Não é razoável a tentativa do governo do Estado de atribuir à população e a governos anteriores a responsabilidade por sua própria inércia. “Esse é o limite do limite” – diz nota da Sesau para informar que, em Porto Velho, a taxa de ocupação dos leitos de Unidade de Terapia Intensiva (UTI) é de 95,9%. A Sesau tenta, agora, transferir para a sociedade a responsabilidade: “Temos pedido apoio da população e ainda assim, infelizmente, observamos que tem muita gente não seguindo as recomendações” – afirma, como que para imputar ao enfermo a culpa pela morbidade.

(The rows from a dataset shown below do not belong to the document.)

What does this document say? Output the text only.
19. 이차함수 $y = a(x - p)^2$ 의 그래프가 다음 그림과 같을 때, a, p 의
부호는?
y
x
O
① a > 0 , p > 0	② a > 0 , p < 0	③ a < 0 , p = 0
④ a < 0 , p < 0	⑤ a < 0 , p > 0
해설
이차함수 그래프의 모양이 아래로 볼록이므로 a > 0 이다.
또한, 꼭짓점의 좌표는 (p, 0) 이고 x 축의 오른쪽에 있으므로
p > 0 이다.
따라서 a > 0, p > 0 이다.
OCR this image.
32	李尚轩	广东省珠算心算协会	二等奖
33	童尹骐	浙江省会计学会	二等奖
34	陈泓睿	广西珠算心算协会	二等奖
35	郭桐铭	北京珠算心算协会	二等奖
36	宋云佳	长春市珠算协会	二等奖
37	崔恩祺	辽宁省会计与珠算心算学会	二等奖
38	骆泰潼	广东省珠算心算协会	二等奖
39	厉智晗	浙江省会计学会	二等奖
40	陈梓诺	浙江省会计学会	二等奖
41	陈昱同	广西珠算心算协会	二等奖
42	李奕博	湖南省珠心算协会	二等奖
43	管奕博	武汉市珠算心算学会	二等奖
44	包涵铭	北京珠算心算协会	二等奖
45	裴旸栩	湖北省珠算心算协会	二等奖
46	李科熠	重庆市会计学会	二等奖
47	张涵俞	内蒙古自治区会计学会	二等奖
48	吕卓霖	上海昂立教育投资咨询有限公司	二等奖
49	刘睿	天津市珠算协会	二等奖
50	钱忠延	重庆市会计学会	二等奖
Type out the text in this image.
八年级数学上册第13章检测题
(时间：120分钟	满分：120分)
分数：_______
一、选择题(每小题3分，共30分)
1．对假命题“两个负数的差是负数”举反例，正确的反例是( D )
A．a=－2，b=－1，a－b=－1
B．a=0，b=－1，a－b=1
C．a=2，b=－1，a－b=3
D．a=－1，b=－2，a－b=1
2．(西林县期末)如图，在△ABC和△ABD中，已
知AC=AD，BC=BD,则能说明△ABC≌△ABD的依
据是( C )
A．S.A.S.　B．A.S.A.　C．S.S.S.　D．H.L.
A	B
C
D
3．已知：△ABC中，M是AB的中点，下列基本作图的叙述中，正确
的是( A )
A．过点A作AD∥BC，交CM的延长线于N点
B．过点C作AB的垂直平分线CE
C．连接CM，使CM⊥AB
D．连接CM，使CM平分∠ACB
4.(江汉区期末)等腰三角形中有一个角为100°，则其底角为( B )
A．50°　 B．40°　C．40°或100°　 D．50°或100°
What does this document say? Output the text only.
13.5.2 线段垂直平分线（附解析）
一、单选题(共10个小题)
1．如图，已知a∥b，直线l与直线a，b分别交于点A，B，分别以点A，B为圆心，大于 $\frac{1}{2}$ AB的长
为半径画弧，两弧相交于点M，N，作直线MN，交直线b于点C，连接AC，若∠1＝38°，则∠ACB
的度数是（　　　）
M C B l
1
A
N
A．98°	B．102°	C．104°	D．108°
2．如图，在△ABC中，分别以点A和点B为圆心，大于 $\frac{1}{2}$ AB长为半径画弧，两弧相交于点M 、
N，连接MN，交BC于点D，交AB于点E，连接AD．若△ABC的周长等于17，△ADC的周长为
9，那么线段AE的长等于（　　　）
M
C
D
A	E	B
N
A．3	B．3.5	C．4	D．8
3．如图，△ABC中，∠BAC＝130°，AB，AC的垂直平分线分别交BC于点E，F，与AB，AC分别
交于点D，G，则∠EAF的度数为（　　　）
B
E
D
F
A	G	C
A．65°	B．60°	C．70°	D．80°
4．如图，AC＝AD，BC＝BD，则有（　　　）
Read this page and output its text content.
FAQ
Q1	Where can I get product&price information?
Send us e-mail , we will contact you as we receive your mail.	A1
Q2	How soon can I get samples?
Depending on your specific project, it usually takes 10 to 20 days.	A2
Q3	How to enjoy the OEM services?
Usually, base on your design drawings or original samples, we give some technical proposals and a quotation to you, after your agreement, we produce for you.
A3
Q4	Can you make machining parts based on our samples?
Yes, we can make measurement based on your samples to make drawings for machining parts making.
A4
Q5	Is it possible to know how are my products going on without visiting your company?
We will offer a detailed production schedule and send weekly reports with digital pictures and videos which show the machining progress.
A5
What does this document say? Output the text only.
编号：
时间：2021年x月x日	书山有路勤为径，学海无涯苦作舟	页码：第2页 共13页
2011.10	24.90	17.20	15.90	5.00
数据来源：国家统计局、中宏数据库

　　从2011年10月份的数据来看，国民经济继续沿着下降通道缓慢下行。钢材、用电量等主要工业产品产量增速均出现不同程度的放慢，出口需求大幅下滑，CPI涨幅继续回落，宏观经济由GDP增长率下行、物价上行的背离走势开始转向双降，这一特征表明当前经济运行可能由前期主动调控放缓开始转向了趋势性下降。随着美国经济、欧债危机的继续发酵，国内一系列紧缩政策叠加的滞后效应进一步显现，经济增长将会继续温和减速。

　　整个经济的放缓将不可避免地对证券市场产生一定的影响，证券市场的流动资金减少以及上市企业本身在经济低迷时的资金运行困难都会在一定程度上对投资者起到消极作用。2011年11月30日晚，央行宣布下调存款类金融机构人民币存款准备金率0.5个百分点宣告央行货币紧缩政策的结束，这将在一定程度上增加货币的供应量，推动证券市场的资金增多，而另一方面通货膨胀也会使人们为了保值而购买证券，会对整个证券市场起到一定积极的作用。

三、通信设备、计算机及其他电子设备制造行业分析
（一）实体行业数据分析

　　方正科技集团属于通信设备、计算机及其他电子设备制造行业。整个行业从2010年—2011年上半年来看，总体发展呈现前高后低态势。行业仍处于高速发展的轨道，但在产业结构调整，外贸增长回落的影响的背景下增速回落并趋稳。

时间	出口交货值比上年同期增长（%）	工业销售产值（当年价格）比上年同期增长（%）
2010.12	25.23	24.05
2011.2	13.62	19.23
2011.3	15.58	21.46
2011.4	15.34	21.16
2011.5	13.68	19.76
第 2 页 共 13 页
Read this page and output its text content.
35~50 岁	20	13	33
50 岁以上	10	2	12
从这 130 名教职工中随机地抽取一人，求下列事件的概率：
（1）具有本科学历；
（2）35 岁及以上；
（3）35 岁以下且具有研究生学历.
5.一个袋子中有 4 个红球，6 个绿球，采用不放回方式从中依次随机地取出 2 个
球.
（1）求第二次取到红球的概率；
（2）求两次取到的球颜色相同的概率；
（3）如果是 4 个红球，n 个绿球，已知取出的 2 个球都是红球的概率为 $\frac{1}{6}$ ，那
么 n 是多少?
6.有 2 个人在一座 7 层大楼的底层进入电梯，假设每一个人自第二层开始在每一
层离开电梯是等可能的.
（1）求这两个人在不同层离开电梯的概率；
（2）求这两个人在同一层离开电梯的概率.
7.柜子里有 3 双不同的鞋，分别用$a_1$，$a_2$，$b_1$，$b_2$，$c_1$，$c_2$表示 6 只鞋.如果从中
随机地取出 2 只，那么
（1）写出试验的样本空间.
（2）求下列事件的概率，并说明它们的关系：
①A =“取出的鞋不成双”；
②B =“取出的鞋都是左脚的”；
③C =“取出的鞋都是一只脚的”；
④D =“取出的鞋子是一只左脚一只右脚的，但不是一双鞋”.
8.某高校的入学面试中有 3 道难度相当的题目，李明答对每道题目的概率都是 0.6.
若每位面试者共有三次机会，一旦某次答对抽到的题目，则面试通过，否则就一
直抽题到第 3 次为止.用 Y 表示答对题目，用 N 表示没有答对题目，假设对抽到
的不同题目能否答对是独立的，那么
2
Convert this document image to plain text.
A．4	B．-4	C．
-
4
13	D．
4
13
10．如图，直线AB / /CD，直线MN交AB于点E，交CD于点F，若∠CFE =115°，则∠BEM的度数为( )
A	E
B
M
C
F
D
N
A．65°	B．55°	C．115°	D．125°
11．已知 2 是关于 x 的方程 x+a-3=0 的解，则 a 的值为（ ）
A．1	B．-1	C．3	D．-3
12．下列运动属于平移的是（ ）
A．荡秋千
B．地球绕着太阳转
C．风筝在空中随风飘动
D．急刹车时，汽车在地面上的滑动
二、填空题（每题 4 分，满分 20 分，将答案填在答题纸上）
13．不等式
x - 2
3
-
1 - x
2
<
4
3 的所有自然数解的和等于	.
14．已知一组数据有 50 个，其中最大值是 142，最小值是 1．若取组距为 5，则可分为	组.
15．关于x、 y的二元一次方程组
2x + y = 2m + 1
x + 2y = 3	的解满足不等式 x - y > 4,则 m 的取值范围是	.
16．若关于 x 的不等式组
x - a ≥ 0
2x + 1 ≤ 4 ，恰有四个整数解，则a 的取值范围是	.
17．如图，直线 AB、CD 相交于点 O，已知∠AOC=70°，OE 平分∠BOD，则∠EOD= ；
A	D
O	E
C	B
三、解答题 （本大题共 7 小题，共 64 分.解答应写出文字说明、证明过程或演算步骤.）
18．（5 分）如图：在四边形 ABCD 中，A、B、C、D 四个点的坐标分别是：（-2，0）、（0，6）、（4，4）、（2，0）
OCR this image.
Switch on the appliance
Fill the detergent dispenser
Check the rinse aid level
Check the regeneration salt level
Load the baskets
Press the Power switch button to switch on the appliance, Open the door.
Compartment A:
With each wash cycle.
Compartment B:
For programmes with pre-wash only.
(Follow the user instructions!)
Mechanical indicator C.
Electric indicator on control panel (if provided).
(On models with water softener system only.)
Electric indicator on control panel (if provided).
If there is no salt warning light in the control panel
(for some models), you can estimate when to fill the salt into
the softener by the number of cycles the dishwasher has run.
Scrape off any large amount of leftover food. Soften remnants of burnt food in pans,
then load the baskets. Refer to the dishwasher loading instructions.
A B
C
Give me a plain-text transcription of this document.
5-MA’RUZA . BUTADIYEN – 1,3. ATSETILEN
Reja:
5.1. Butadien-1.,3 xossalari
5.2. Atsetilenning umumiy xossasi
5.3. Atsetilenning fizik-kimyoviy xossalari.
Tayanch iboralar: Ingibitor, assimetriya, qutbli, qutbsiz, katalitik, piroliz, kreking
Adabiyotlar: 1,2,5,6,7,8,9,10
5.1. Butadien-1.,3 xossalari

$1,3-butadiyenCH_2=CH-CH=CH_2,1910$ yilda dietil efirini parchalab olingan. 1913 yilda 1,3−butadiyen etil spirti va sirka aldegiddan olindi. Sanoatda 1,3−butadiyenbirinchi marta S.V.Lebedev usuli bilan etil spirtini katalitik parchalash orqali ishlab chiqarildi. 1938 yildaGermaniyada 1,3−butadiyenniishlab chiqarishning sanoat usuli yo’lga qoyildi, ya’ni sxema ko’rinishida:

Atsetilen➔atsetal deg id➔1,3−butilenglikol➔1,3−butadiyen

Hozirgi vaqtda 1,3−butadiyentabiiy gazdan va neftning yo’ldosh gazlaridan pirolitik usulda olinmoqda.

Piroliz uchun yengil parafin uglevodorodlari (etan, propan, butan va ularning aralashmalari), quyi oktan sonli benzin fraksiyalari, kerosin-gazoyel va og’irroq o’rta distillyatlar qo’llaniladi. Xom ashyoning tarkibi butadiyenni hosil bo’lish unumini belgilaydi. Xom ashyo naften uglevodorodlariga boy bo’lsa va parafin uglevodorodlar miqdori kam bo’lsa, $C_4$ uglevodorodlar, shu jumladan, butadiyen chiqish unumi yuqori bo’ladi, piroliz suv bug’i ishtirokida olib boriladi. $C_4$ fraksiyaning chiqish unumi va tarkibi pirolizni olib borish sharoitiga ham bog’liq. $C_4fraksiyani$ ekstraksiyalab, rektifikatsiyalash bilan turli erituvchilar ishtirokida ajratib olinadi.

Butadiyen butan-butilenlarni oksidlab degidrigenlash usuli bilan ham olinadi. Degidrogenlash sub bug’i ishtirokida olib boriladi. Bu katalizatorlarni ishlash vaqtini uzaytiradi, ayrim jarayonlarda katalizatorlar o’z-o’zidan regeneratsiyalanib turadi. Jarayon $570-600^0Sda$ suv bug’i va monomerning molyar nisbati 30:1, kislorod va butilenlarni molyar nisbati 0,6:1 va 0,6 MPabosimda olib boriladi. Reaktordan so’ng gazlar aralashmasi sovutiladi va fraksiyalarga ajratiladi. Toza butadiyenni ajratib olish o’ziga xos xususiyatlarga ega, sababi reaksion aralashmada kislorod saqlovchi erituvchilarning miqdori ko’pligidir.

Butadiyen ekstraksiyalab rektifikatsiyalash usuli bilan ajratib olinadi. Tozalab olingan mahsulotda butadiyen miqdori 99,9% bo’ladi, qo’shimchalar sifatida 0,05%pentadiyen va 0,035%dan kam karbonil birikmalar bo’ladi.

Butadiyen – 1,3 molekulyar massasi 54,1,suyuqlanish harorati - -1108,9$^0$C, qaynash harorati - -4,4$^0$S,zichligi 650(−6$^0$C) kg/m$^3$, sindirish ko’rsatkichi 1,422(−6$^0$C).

Chega a ser surpreendente como o bom senso tem sido sistematicamente desconsiderado na condução do enfrentamento da crise. Se o isolamento tem como um dos objetivos retardar o pico da contaminação para permitir o aparelhamento do setor público, como adotar protocolos de reativação da atividade econômica no momento em que o próprio Estado admite o esgotamento do sistema? Aliás sem perspectiva de previsão de novos leitos e decréscimo de novos casos. Como adotar protocolos para aliviar o desespero pré-falimentar dos empresários e o desemprego, que instala o espectro da fome no seio de tantas famílias, sem dialogar com todos os setores da sociedade? Os empresários rondonienses foram sumariamente ignorados na tomada de decisões e agora se veem sem perspectiva de voltar a funcionar, impedindo-os de gerar renda e riquezas, assim como colocando em risco concreto milhares de postos de empregos criados com muita dificuldade. A sociedade rondoniense se vê sem perspectiva de retomar sua vida no “novo normal”, a exemplo do que ocorreu em locais que atualmente começam a retomar suas atividades rotineiras.
O Estado não pode, porém, alegar desconhecimento do problema. Em documento datado de 23 de março, a OAB/RO oficiou o governo apontando medidas para o enfrentamento da pandemia que, então, apenas se anunciava por aqui. Foi ressaltada a necessidade de instalar um hospital de campanha para enfrentar a fragilidade do sistema à qual o governo agora se refere. Naquele momento, conforme boletim distribuído pela própria Sesau em 25 de março, registrava-se apenas cinco casos e nenhum óbito. O governo ignorou.
A realidade mostrou nesta segunda-feira (01/06), mais de dois meses depois das sugestões elencadas pela OAB/RO, 5.172 infectados (3.495 em Porto Velho), com 159 mortes, conforme boletim da Agevisa. Isso sem considerar a subnotificação, problema existente desde o início da incidência da doença no Estado, ou seja, há mais de quatro meses, e que não foi sequer solucionado até o momento. Somente agora se anuncia a distribuição de testes para as prefeituras, contudo, ainda há deficiência na disponibilidade de cotonetes clínicos (Swab nasal) para coleta do material. Isso acontece porque o Estado age isoladamente e elabora protocolos sem o cuidado óbvio de ouvir os municípios nos quais os recursos materiais serão aplicados. Falta transparência e planejamento. Como mobilizar a população se o próprio governo adota medidas isoladas e contraditórias que desconsideram os municípios? Como anunciar a flexibilização do isolamento social sem convencer a sociedade da seriedade das providências para sua segurança?
O isolamento, atesta a OPAS/OMS, é a única forma de combater o avanço da contaminação de forma a oferecer às autoridades sanitárias tempo necessário para se aparelhar. Mas não foi adotada qualquer das providências apontadas pela OAB/RO. Houve tempo para ampliação do número de leitos de UTI, mas o governo responde com malabarismos políticos.
Não se pode admitir a substituição do recomendável isolamento pelo execrável alheamento. A ação governamental, na crise sanitária e econômica provocada pelo coronavírus, conduz a uma única e aterradora conclusão possível. Apesar dos modelos disponíveis de enfrentamento, como o adotado pelo governo de Minas, Rondônia parece optar por uma atitude extremamente questionável, que aponta na direção do caos que se instalou em Manaus e avança para o interior do Amazonas.